Marco Bellocchio, Giovanna Mezzogiorno e Filippo Timi alla presentazione di VincereScheggia 1 di Andrea Giordano

La serata di ieri ha visto passare in concorso il primo e unico film italiano, Vincere, di Marco Bellocchio, presentato per la stampa intorno alle 19. Bellocchio, che qui a Cannes passa per la sesta volta in concorso (in realtà in tanti anni è stato presente anche in tutte le altre sezioni della kermesse), è la “speranza” italiana del programma principale, che l’anno scorso ci ha regalato le gioie di Gomorra e Il Divo.
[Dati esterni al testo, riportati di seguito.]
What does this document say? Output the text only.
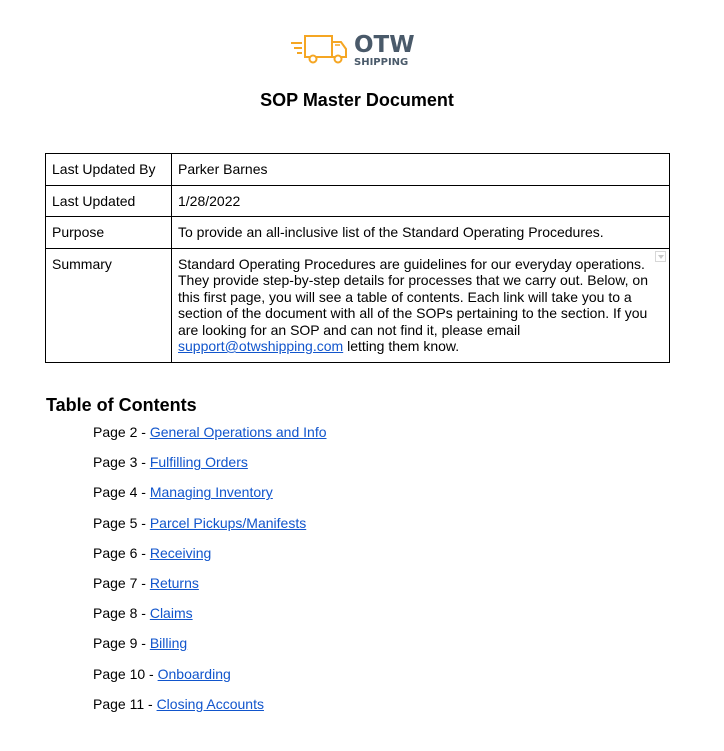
OTW
SHIPPING
SOP Master Document
Last Updated By	Parker Barnes
Last Updated	1/28/2022
Purpose	To provide an all-inclusive list of the Standard Operating Procedures.
Summary	Standard Operating Procedures are guidelines for our everyday operations. They provide step-by-step details for processes that we carry out. Below, on this first page, you will see a table of contents. Each link will take you to a section of the document with all of the SOPs pertaining to the section. If you are looking for an SOP and can not find it, please email support@otwshipping.com letting them know.
Table of Contents
Page 2 - General Operations and Info
Page 3 - Fulfilling Orders
Page 4 - Managing Inventory
Page 5 - Parcel Pickups/Manifests
Page 6 - Receiving
Page 7 - Returns
Page 8 - Claims
Page 9 - Billing
Page 10 - Onboarding
Page 11 - Closing Accounts
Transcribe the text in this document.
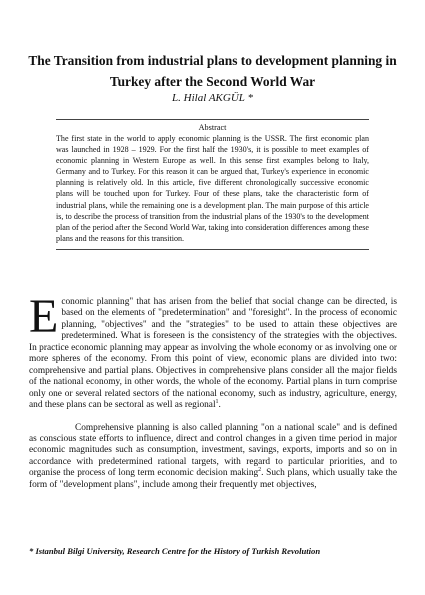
The Transition from industrial plans to development planning in Turkey after the Second World War
L. Hilal AKGÜL *
Abstract

The first state in the world to apply economic planning is the USSR. The first economic plan was launched in 1928 – 1929. For the first half the 1930's, it is possible to meet examples of economic planning in Western Europe as well. In this sense first examples belong to Italy, Germany and to Turkey. For this reason it can be argued that, Turkey's experience in economic planning is relatively old. In this article, five different chronologically successive economic plans will be touched upon for Turkey. Four of these plans, take the characteristic form of industrial plans, while the remaining one is a development plan. The main purpose of this article is, to describe the process of transition from the industrial plans of the 1930's to the development plan of the period after the Second World War, taking into consideration differences among these plans and the reasons for this transition.

Economic planning" that has arisen from the belief that social change can be directed, is based on the elements of "predetermination" and "foresight". In the process of economic planning, "objectives" and the "strategies" to be used to attain these objectives are predetermined. What is foreseen is the consistency of the strategies with the objectives. In practice economic planning may appear as involving the whole economy or as involving one or more spheres of the economy. From this point of view, economic plans are divided into two: comprehensive and partial plans. Objectives in comprehensive plans consider all the major fields of the national economy, in other words, the whole of the economy. Partial plans in turn comprise only one or several related sectors of the national economy, such as industry, agriculture, energy, and these plans can be sectoral as well as regional$^1$.

Comprehensive planning is also called planning "on a national scale" and is defined as conscious state efforts to influence, direct and control changes in a given time period in major economic magnitudes such as consumption, investment, savings, exports, imports and so on in accordance with predetermined rational targets, with regard to particular priorities, and to organise the process of long term economic decision making$^2$. Such plans, which usually take the form of "development plans", include among their frequently met objectives,

* Istanbul Bilgi University, Research Centre for the History of Turkish Revolution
Un film sicuramente non facile da comprendere, quello del regista emiliano, che esplora la vita privata del non ancora Duce, in particolare sul figlio segreto, Benito Albino, avuto dalla sua prima moglie (matrimonio però mai accertato e documentato), Ida Dalser. È una storia d’amore ma anche di grande sofferenza: la carriera politica di Mussolini degli inizi, il, il figlio, e poi l’abbandono e l’emarginazione – indifferenza per i due, fino all’epilogo tragico, sia per la Dalser, che per il figlio (oramai grande), che rinchiusi nello scenario manicomiale troveranno la morte. Bellocchio fa così luce su uno degli aspetti del Duce nella sua ascesa al potere, ovvero quell’ “utilizzo” della donna, Rachele, moglie ufficiale, e in primis della Dalser. Quest’ultima vita come una sorta di eroina tragica, tenace, lucida, ma anche fortemente contraddittoria, che per amore di Mussolini, rinunciò a tutto, perdendo però così tutto. E la conferma arriva ancora una volta da Giovanna Mezzogiorno. La sua intelligenza recitativa è disarmante. Un personaggio, quello interpretato, che come ha detto “ha avuto bisogno non solo di studio e letture, ma anche di un training con una coreografa, per un ruolo che oltre che essere emozionale, è stato anche fortemente fisico”. Bravo anche Filippo Timi, nei panni del giovane Mussolini (ma anche del figlio cresciuto della Dalser), che anche se appare un po’ troppo caricaturale nell’interpretazione, non pecca certamente di banalità. Lo stesso Duce, osannato dalla folla, che vediamo nei tanti frammenti d’epoca concessi dall’Istituto Luce e montati ad arte da Francesca Calvelli, (bellissima tra l’altro la fotografia di chiaroscuri di Daniele Ciprì), oggi ci appare davvero quasi come un mancato attore, una caricatura teatrale, un indiretto terzo attore per Bellocchio.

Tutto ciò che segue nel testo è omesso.